As with humans, the more we invest in relationships the more we stand to lose. So it seems reasonable to assume increases in emotional reactions during prolonged human/AI interactions.
In March, researchers from OpenAI and MIT Media Lab published results of a two-pronged project to study impacts of human-like AI on users.
The first part, conducted by OpenAI, consisted of a “large-scale automated analysis of 4 million conversations” with ChatGPT in a search for “affective cues,” plus a survey of 4,000 users. The second part, conducted by MIT Media Lab, was a 28-day, randomized trial of almost 981 users, to determine the emotional impacts of interactions with ChatGPT in various experimental scenarios.

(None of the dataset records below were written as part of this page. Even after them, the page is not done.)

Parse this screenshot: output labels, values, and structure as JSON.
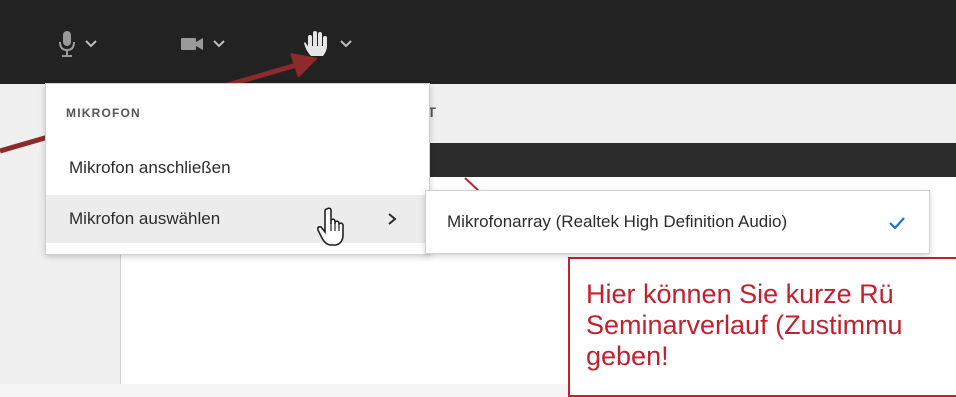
{
  "colors": {
    "topbar": "#222222",
    "accent_check": "#1473e6",
    "annotation_red": "#c3202f",
    "arrow": "#8e2a2a"
  },
  "toolbar": {
    "items": [
      {
        "icon": "microphone-icon"
      },
      {
        "icon": "camera-icon"
      },
      {
        "icon": "raise-hand-icon"
      }
    ]
  },
  "subbar": {
    "partial_label": "PT"
  },
  "menu": {
    "heading": "MIKROFON",
    "items": [
      {
        "label": "Mikrofon anschließen"
      },
      {
        "label": "Mikrofon auswählen"
      }
    ]
  },
  "submenu": {
    "items": [
      {
        "label": "Mikrofonarray (Realtek High Definition Audio)",
        "checked": true
      }
    ]
  },
  "callout": {
    "lines": [
      "Hier können Sie kurze Rü",
      "Seminarverlauf (Zustimmu",
      "geben!"
    ]
  }
}
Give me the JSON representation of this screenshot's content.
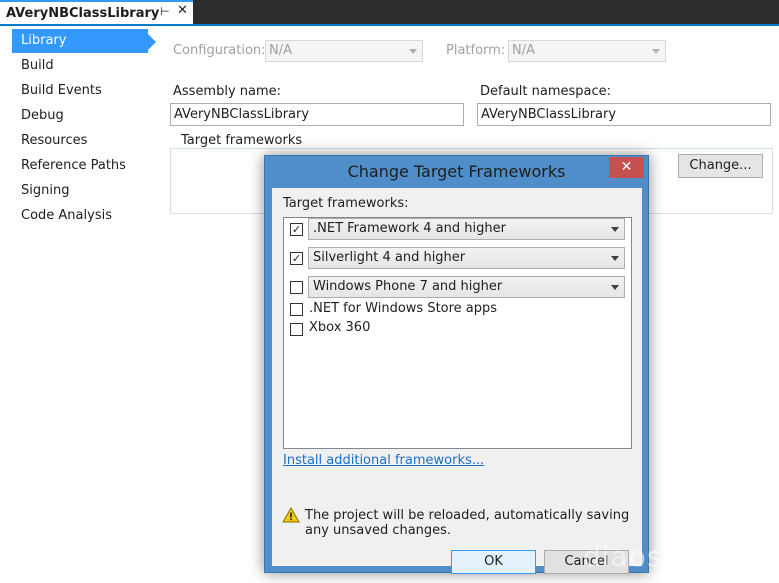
{
  "document_tab": {
    "title": "AVeryNBClassLibrary",
    "pin_icon": "pin-icon",
    "close_icon": "close-icon"
  },
  "nav": {
    "items": [
      {
        "label": "Library",
        "active": true
      },
      {
        "label": "Build",
        "active": false
      },
      {
        "label": "Build Events",
        "active": false
      },
      {
        "label": "Debug",
        "active": false
      },
      {
        "label": "Resources",
        "active": false
      },
      {
        "label": "Reference Paths",
        "active": false
      },
      {
        "label": "Signing",
        "active": false
      },
      {
        "label": "Code Analysis",
        "active": false
      }
    ]
  },
  "config": {
    "configuration_label": "Configuration:",
    "configuration_value": "N/A",
    "platform_label": "Platform:",
    "platform_value": "N/A"
  },
  "assembly": {
    "name_label": "Assembly name:",
    "name_value": "AVeryNBClassLibrary",
    "namespace_label": "Default namespace:",
    "namespace_value": "AVeryNBClassLibrary"
  },
  "target_frameworks": {
    "group_label": "Target frameworks",
    "change_button": "Change..."
  },
  "dialog": {
    "title": "Change Target Frameworks",
    "close_icon": "close-icon",
    "list_label": "Target frameworks:",
    "frameworks": [
      {
        "label": ".NET Framework 4 and higher",
        "checked": true,
        "dropdown": true
      },
      {
        "label": "Silverlight 4 and higher",
        "checked": true,
        "dropdown": true
      },
      {
        "label": "Windows Phone 7 and higher",
        "checked": false,
        "dropdown": true
      },
      {
        "label": ".NET for Windows Store apps",
        "checked": false,
        "dropdown": false
      },
      {
        "label": "Xbox 360",
        "checked": false,
        "dropdown": false
      }
    ],
    "install_link": "Install additional frameworks...",
    "warning_icon": "warning-icon",
    "warning_text": "The project will be reloaded, automatically saving any unsaved changes.",
    "ok_button": "OK",
    "cancel_button": "Cancel"
  },
  "colors": {
    "accent": "#3399ff",
    "dialog_frame": "#4f8ec9",
    "close_button": "#c75050",
    "link": "#1a6fc9"
  },
  "watermark": "diaosbook.com"
}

The first study concluded, perhaps obviously, “effects of AI vary based on how people choose to use the model and their personal circumstances.” It also found only a small number of users engaged in emotional conversations with ChatGPT. These users were dubbed “power users” and, as the second study indicates, seem to be most at risk for adverse effects:
Overall, higher daily usage–across all modalities and conversation types–correlated with higher loneliness, dependence, and problematic use, and lower socialization. Exploratory analyses revealed that those with stronger emotional attachment tendencies and higher trust in the AI chatbot tended to experience greater loneliness and emotional dependence, respectively.
What does it all mean?

What might a similar study of companion bot users find? Given the highly charged emotional and sexual content of conversations with AI girlfriends, boyfriends, and spouses, and the degree of human commitment to AI partners—as shown by the Replika and Soulmate studies above—one might hypothesize a greater degree of risk for a larger number of companion bot users, especially those who spend the most time with them.

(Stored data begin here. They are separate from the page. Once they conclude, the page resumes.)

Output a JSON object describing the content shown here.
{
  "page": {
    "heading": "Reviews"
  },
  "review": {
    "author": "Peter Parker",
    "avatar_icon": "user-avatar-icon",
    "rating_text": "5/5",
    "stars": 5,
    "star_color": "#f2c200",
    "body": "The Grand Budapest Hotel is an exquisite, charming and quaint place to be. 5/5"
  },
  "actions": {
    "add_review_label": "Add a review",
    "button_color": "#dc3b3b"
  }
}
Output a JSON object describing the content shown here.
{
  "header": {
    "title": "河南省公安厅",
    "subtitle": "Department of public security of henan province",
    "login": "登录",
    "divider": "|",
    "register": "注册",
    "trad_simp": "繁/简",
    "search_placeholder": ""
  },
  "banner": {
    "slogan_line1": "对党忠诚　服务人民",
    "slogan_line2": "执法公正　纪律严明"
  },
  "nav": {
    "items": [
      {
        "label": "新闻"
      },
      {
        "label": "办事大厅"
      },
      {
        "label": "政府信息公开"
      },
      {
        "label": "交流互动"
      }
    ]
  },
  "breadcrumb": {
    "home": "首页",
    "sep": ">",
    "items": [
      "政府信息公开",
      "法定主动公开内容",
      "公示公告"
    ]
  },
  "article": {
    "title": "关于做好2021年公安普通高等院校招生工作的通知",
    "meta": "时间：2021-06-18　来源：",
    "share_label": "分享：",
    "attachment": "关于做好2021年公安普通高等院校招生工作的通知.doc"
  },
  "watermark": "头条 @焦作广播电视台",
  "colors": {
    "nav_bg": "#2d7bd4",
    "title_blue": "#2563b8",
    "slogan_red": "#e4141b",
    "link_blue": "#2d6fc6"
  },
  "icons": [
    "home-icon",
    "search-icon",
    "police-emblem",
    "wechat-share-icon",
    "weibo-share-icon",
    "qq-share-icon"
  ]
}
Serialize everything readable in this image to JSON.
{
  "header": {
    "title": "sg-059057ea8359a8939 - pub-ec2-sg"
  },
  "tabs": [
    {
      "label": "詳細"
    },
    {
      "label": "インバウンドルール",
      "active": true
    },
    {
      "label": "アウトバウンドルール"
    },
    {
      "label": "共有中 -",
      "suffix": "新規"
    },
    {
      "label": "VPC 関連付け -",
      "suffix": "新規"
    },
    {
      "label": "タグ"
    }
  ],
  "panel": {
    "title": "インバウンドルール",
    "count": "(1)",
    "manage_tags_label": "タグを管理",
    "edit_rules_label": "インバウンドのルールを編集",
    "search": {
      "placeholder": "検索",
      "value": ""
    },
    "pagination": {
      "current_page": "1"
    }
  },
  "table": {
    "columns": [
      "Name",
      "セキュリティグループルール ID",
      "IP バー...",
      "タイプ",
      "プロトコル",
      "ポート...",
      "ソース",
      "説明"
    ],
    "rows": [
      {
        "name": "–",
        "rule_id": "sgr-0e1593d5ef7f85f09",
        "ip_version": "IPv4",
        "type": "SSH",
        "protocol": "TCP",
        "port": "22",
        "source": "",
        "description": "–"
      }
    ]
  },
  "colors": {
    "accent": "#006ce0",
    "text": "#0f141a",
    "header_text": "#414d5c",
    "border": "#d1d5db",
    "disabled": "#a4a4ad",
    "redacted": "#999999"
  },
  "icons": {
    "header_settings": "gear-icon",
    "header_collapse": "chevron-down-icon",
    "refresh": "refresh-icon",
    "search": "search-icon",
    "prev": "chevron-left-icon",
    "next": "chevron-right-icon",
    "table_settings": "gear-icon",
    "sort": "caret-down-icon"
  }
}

But companies do not warn consumers about the potential risks of extensive bot chats. Companies also don’t limit the time subscription customers may spend with their bots. Users have no idea what they may be in for.
Kudos to MIT Media Lab for getting approval from an IRB (Internal Review Board) to run their experiments with 981 human beings in accordance with Human Research standards. However, one cannot escape the contrast between the lab’s careful adherence to scientific study design and ethical research standards and the uncontrolled, market-driven, psychological experimentation unleashed by AI corporations upon hundreds of millions of unsuspecting chatbot users.
Until we see major reforms in developer ethics and accountability, and necessary regulations for consumer protection, people who generally love hard and deeply may have to adopt the same self-care measures and discernment that they would bring to encounters with a potentially troublesome human “rat.”